Two ideas are rhyming in my head this morning. Both are about the difficulty of communicating, and both suggest that a humble, curious approach can help to fuel the necessary work.
The first one comes from a conversation between Reshan Richards, Monsignor Paul Tighe, and me:
While teaching I learned that I was responsible not only for transmission, but also for reception. It doesn’t matter how well you teach or what you’re saying; the real vindication and judgment to be made about the quality of your teaching is when you interact with your students and listen to understand, or correct examinations in order to understand what they’ve understood. Specifically in secondary school, I learned that you’re responsible not just for what you’re saying, but for what the other person is understanding.
A lot of that is about understanding the other person’s culture, their vocabulary, realizing what’s working or not working in the way you’re teaching. For all my subsequent work, I feel that good communication comes from being an insecure teacher. Even if I’m preaching, to this day, I don’t use a text. I watch people’s faces. I can see if they’re lost or if they’re following me, and I think it’s my responsibility to complete the communication cycle at some level.
The second one comes from Aric Jenkins‘ farewell note at the bottom of the January 30, 2021 Race Ahead newsletter. (The Ellen that he mentions is Ellen McGirt.)
Communication is so important in a hyper-online world. Things so easily get taken out of context. Seemingly good intentions get warped into performative reactions.

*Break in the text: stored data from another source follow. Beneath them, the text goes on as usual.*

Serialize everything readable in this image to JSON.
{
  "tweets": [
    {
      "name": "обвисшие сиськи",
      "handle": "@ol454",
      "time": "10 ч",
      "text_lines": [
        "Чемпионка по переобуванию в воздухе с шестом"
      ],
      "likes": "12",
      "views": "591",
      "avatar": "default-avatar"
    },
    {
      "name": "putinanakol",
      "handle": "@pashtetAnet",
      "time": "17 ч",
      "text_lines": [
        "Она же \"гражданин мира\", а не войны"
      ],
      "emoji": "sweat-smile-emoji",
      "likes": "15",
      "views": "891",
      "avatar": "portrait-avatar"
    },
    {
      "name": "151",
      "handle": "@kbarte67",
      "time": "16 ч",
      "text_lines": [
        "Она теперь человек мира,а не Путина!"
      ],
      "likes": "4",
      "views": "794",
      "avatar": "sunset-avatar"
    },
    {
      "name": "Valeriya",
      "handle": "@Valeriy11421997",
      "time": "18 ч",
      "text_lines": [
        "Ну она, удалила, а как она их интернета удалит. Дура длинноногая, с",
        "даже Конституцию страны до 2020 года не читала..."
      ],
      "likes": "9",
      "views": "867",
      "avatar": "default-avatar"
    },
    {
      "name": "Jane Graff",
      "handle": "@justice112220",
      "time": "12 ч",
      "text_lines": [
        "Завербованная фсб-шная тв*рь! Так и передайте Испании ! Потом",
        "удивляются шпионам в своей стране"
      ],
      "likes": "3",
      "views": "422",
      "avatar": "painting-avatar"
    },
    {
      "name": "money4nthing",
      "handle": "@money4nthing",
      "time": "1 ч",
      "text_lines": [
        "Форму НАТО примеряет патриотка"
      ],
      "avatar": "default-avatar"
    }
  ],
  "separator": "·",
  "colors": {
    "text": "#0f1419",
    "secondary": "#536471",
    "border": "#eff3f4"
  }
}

You may recall my piece on Juneteenth over the summer, and how that worked out for some companies putting out vague statements (read: not great). It’s not enough to just write. You have to communicate. With your peers, your colleagues, your employees. And sometimes that means taking a step back, listening and learning, before you proceed.
For some writers, this might just sound like permission to procrastinate. But for most among us, I’d consider it an exercise in curiosity. In line with what Ellen has recently been writing about in regards to “candid conversations,” think deeply about what you want to communicate, and how might to be the best way to do it.
When you actually, genuinely, think about what you want to say, you have something to say—and that’s the difference between great writing and all the rest. Coherent typing is not enough to write well. Communicating an idea, a story, can be. It’s okay if you don’t know exactly what you want to say at the beginning. Embrace your ignorance. And then do the work.
A simple formula for communicating that is actually really hard? Be an insecure teacher and then do the work.